I resti di Göbekli Tepe fanno crollare l’idea di una storia lineare che vuole prima le tribù nomadi, poi l’agricoltura, la stanzialità, e quindi l’immaginario culturale complesso.
Il mistero è che non c’è stato nessun cambiamento biologico. “Siamo diventati Homo sapiens dal punto di vista anatomico già 180.000 anni fa”, continua Pievani “ma solo 40.000 anni fa abbiamo iniziato a pensare in un certo modo, sviluppando capacità immaginative, erigendo santuari come Altamira in Spagna o Lascaux in Francia e dipingendo sulle pareti immagini non solo descrittive ma simboliche, come le ‘chimere’, cioè figure che mettono insieme dettagli anatomici di animali diversi.
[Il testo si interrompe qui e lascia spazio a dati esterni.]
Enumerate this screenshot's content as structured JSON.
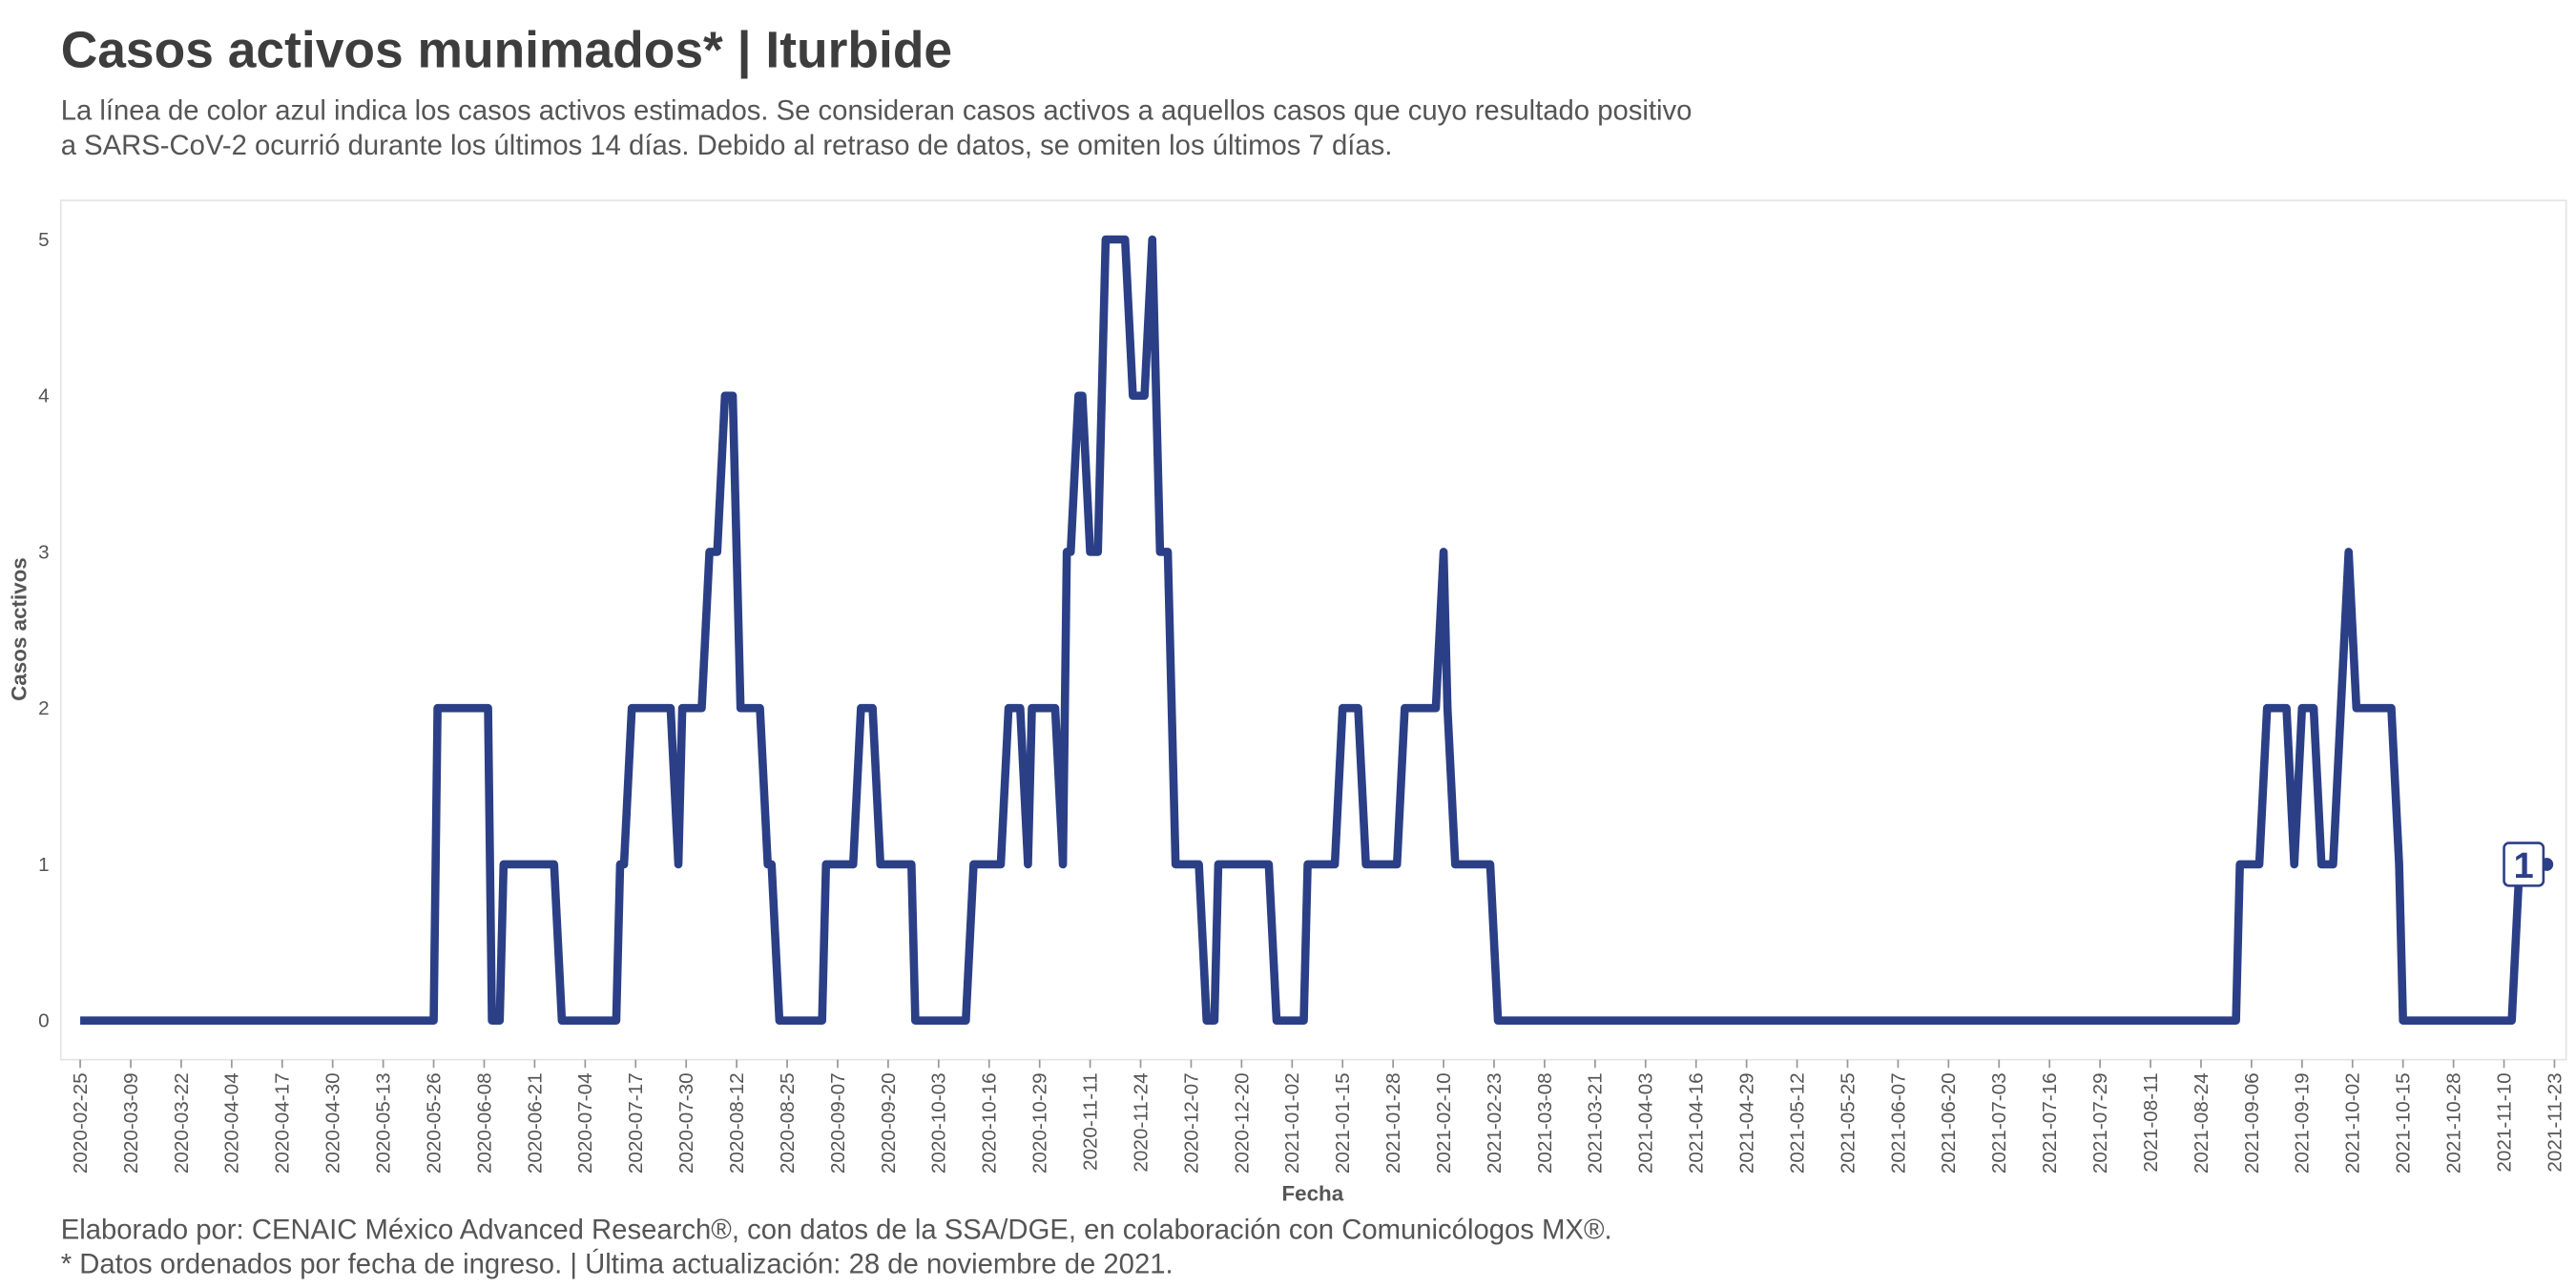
{
  "chart_data": {
    "type": "line",
    "title": "Casos activos munimados* | Iturbide",
    "subtitle": [
      "La línea de color azul indica los casos activos estimados. Se consideran casos activos a aquellos casos que cuyo resultado positivo",
      "a SARS-CoV-2 ocurrió durante los últimos 14 días. Debido al retraso de datos, se omiten los últimos 7 días."
    ],
    "caption": [
      "Elaborado por: CENAIC México Advanced Research®, con datos de la SSA/DGE, en colaboración con Comunicólogos MX®.",
      "* Datos ordenados por fecha de ingreso. | Última actualización: 28 de noviembre de 2021."
    ],
    "x_label": "Fecha",
    "y_label": "Casos activos",
    "x": [
      "2020-02-25",
      "2020-05-26",
      "2020-05-27",
      "2020-06-09",
      "2020-06-10",
      "2020-06-12",
      "2020-06-13",
      "2020-06-26",
      "2020-06-28",
      "2020-07-12",
      "2020-07-13",
      "2020-07-14",
      "2020-07-16",
      "2020-07-26",
      "2020-07-28",
      "2020-07-29",
      "2020-08-03",
      "2020-08-05",
      "2020-08-07",
      "2020-08-09",
      "2020-08-11",
      "2020-08-13",
      "2020-08-18",
      "2020-08-20",
      "2020-08-21",
      "2020-08-23",
      "2020-09-03",
      "2020-09-04",
      "2020-09-11",
      "2020-09-13",
      "2020-09-16",
      "2020-09-18",
      "2020-09-26",
      "2020-09-27",
      "2020-10-10",
      "2020-10-12",
      "2020-10-19",
      "2020-10-21",
      "2020-10-24",
      "2020-10-26",
      "2020-10-27",
      "2020-11-02",
      "2020-11-04",
      "2020-11-05",
      "2020-11-06",
      "2020-11-08",
      "2020-11-09",
      "2020-11-11",
      "2020-11-13",
      "2020-11-15",
      "2020-11-20",
      "2020-11-22",
      "2020-11-25",
      "2020-11-27",
      "2020-11-29",
      "2020-12-01",
      "2020-12-03",
      "2020-12-09",
      "2020-12-11",
      "2020-12-13",
      "2020-12-14",
      "2020-12-27",
      "2020-12-29",
      "2021-01-05",
      "2021-01-06",
      "2021-01-13",
      "2021-01-15",
      "2021-01-19",
      "2021-01-21",
      "2021-01-29",
      "2021-01-31",
      "2021-02-08",
      "2021-02-10",
      "2021-02-11",
      "2021-02-13",
      "2021-02-22",
      "2021-02-24",
      "2021-09-02",
      "2021-09-03",
      "2021-09-08",
      "2021-09-10",
      "2021-09-15",
      "2021-09-17",
      "2021-09-19",
      "2021-09-22",
      "2021-09-24",
      "2021-09-27",
      "2021-09-29",
      "2021-10-01",
      "2021-10-03",
      "2021-10-12",
      "2021-10-14",
      "2021-10-15",
      "2021-11-12",
      "2021-11-14",
      "2021-11-21"
    ],
    "series": [
      {
        "name": "Casos activos",
        "color": "#2b3f86",
        "values": [
          0,
          0,
          2,
          2,
          0,
          0,
          1,
          1,
          0,
          0,
          1,
          1,
          2,
          2,
          1,
          2,
          2,
          3,
          3,
          4,
          4,
          2,
          2,
          1,
          1,
          0,
          0,
          1,
          1,
          2,
          2,
          1,
          1,
          0,
          0,
          1,
          1,
          2,
          2,
          1,
          2,
          2,
          1,
          3,
          3,
          4,
          4,
          3,
          3,
          5,
          5,
          4,
          4,
          5,
          3,
          3,
          1,
          1,
          0,
          0,
          1,
          1,
          0,
          0,
          1,
          1,
          2,
          2,
          1,
          1,
          2,
          2,
          3,
          2,
          1,
          1,
          0,
          0,
          1,
          1,
          2,
          2,
          1,
          2,
          2,
          1,
          1,
          2,
          3,
          2,
          2,
          1,
          0,
          0,
          1,
          1
        ]
      }
    ],
    "xlim": [
      "2020-02-20",
      "2021-11-26"
    ],
    "xticks": [
      "2020-02-25",
      "2020-03-09",
      "2020-03-22",
      "2020-04-04",
      "2020-04-17",
      "2020-04-30",
      "2020-05-13",
      "2020-05-26",
      "2020-06-08",
      "2020-06-21",
      "2020-07-04",
      "2020-07-17",
      "2020-07-30",
      "2020-08-12",
      "2020-08-25",
      "2020-09-07",
      "2020-09-20",
      "2020-10-03",
      "2020-10-16",
      "2020-10-29",
      "2020-11-11",
      "2020-11-24",
      "2020-12-07",
      "2020-12-20",
      "2021-01-02",
      "2021-01-15",
      "2021-01-28",
      "2021-02-10",
      "2021-02-23",
      "2021-03-08",
      "2021-03-21",
      "2021-04-03",
      "2021-04-16",
      "2021-04-29",
      "2021-05-12",
      "2021-05-25",
      "2021-06-07",
      "2021-06-20",
      "2021-07-03",
      "2021-07-16",
      "2021-07-29",
      "2021-08-11",
      "2021-08-24",
      "2021-09-06",
      "2021-09-19",
      "2021-10-02",
      "2021-10-15",
      "2021-10-28",
      "2021-11-10",
      "2021-11-23"
    ],
    "ylim": [
      -0.25,
      5.25
    ],
    "yticks": [
      0,
      1,
      2,
      3,
      4,
      5
    ],
    "grid": false
  }
}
L’ipotesi più probabile è che si sia trattato di un cambiamento non biologico ma cognitivo”.
Secondo Harari il tempio di Göbekli Tepe avrebbe un legame con l’origine della domesticazione del farro. L’ipotesi è che fu proprio per sfamare la grande quantità di gente che stava costruendo il complesso che si passò alla coltivazione del farro selvatico. E questo significa che prima vennero esigenze e necessità di stampo culturale e solo in seguito quelle legate al sostentamento alimentare della società.
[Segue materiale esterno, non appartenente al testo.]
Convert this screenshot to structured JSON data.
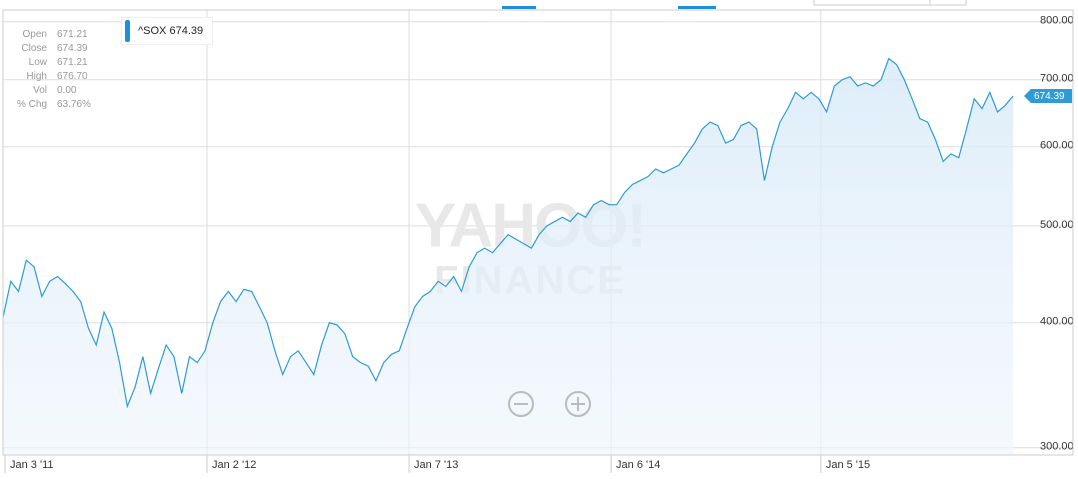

Forse Max Weber non avevi tutti i torti nel dire che l’economia non può essere l’unico motore della storia – e a proposito di Weber e di etica protestante, questo piccolo esercizio di “antropologia della liberazione” può essere un’occasione per riflettere una volta di più sul nostro rapporto con il lavoro e con la mentalità che l’ha plasmato. Con la pandemia è tornata prepotente l’esigenza di ripensare il nostro tempo libero. Un tempo libero che in quest’anno è stato sacrificato, considerato superfluo, addirittura criminalizzato. Ma se per noi l’ozio è il padre dei vizi, per le tribù dei nostri antenati non era una colpevole interruzione, ma il sale della vita.